Grey nahm seine Brille mit den kleinen, runden Gläsern ab und wischte sich über die Augen. Er grinste. „Wahrscheinlich haben ihre Chefs sie dazu gezwungen.“ Paul Harrison und John McCartney leiteten ein angesehenes Anwaltsbüro.
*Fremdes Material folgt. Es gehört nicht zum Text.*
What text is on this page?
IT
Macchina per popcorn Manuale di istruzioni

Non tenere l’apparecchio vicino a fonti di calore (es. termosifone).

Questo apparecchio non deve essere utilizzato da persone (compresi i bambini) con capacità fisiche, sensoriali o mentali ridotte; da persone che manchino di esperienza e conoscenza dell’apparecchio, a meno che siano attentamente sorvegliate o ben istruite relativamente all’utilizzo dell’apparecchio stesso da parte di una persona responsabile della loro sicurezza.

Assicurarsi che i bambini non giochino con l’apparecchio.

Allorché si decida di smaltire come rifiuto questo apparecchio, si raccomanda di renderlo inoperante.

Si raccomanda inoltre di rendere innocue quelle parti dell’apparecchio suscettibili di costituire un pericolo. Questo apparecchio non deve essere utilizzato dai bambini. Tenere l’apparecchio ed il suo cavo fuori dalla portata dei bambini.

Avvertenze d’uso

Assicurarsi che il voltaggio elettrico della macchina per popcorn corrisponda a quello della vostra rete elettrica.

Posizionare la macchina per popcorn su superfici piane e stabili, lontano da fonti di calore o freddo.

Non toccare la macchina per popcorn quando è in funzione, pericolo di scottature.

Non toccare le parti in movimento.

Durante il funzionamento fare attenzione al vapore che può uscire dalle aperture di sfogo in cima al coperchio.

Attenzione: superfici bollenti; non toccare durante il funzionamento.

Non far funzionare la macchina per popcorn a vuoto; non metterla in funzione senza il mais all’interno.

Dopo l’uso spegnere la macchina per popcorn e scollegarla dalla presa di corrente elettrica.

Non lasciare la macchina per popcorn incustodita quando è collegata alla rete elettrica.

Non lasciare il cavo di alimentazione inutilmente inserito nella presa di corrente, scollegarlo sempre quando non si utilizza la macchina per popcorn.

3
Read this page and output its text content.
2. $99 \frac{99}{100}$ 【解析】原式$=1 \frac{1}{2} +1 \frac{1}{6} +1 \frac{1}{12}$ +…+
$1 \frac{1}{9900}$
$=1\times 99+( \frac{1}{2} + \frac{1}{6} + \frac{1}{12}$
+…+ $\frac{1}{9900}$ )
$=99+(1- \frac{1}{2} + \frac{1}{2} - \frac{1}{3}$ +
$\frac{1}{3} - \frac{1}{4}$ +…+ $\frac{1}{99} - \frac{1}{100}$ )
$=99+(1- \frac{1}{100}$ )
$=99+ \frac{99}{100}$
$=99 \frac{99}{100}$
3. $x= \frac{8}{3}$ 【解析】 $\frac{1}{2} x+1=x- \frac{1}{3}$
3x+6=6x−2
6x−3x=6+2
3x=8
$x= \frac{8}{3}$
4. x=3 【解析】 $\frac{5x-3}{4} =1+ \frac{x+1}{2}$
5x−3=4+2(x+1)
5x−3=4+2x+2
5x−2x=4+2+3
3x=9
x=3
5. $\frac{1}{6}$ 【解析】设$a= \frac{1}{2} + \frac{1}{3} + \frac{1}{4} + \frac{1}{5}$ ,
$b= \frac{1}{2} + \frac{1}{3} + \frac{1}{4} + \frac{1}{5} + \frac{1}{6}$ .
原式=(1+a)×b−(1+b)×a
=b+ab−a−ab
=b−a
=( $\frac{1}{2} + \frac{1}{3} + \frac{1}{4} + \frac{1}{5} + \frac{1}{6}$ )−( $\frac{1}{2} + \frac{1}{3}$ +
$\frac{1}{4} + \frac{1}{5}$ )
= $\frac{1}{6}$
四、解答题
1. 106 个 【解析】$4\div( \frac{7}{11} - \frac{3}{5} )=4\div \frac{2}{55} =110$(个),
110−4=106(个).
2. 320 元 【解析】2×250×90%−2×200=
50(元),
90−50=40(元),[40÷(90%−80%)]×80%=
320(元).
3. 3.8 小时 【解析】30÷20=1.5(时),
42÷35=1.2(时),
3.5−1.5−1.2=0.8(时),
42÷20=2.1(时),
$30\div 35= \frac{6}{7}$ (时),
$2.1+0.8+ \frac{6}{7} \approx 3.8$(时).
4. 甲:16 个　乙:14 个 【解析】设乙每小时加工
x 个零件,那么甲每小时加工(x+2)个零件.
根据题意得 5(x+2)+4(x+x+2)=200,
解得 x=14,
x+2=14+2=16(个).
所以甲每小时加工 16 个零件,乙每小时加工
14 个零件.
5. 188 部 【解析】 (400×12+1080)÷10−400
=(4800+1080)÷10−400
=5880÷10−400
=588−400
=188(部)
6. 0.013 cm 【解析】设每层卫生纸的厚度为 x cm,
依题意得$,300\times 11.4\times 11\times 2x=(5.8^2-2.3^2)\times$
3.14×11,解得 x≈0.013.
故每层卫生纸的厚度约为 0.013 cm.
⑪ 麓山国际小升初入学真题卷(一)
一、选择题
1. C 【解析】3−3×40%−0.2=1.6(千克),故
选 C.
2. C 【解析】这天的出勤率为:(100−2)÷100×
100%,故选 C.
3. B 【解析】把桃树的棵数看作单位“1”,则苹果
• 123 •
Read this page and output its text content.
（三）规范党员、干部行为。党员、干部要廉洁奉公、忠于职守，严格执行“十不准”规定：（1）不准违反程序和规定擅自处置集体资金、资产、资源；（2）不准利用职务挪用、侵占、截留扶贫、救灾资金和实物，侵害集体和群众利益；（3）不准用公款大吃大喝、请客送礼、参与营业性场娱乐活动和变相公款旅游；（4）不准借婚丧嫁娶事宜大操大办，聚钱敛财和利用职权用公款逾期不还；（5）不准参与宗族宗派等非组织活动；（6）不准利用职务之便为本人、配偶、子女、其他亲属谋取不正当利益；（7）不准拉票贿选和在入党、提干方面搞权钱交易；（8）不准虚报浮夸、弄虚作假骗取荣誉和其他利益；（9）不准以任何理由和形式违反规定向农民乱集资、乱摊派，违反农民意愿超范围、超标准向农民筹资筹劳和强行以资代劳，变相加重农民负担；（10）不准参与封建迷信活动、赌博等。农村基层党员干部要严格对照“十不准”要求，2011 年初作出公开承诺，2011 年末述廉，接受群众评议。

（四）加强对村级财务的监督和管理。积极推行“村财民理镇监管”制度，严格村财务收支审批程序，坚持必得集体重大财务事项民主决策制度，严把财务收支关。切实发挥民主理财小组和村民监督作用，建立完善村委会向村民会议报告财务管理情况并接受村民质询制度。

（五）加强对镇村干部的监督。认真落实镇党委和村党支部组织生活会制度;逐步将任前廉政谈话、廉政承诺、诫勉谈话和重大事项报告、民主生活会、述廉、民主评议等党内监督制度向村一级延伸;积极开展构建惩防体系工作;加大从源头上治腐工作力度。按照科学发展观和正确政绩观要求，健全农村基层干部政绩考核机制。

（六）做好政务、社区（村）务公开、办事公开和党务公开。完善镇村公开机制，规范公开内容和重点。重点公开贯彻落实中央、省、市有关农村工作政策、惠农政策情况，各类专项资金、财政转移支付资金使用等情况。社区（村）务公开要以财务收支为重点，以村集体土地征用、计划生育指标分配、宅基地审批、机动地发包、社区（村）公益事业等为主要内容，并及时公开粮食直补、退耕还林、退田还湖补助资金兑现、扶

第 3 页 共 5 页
Reeve lachte. „Ich hoffe, ich bekomme nicht eines Tages das gleiche Problem.“ Er fuhr sich mit der Hand durch sein kurzes, schwarzes Haar. „Julie fängt übernächste Woche nämlich wieder an zu arbeiten.“
„Wirklich?“ Grey war überrascht. „Du hast ja noch gar nicht davon erzählt. Ging das jetzt so plötzlich?“
„Geplant hatten wir es schon länger“, entgegnete Reeve, „aber wir wollten es erst einmal für uns behalten, bis Julie tatsächlich eine Stelle gefunden hatte.“
„Finde ich gut.“ Grey stieg vorsichtig die Leiter herunter. „Wie alt ist eure Tochter jetzt? Drei?“
„Jenny wird nächsten Monat vier“, erwiderte Reeve. „Sie kommt dann in die Wellington School. Das ist so eine Mischung aus Kindergarten und Vorschule.“
„Und was macht Julie jetzt?“ erkundigte sich Grey, der mit seinen einen Meter und achtzig gut zehn Zentimeter größer war als sein Freund. „Wieder Industriekauffrau wie früher?“
Reeve deutete ein Kopfschütteln an. „Sie fängt bei Weller & Byrne, dem großen Handelsunternehmen, an. In erster Linie wird sie als Dolmetscherin gebraucht. Sie war ja schon immer so ein Sprachen-Genie.“
„Das klingt nicht schlecht“, stellte Grey fest und krempelte sich die Ärmel seines Jeanshemdes hoch. „Und die Bezahlung ist es mit Sicherheit auch nicht.“
„Nach der Probezeit verdient sie mehr als ich.“ Reeve sagte das in einem Tonfall, der vermuten ließ, dass es ihm nicht ganz leicht fiel, sich damit abzufinden.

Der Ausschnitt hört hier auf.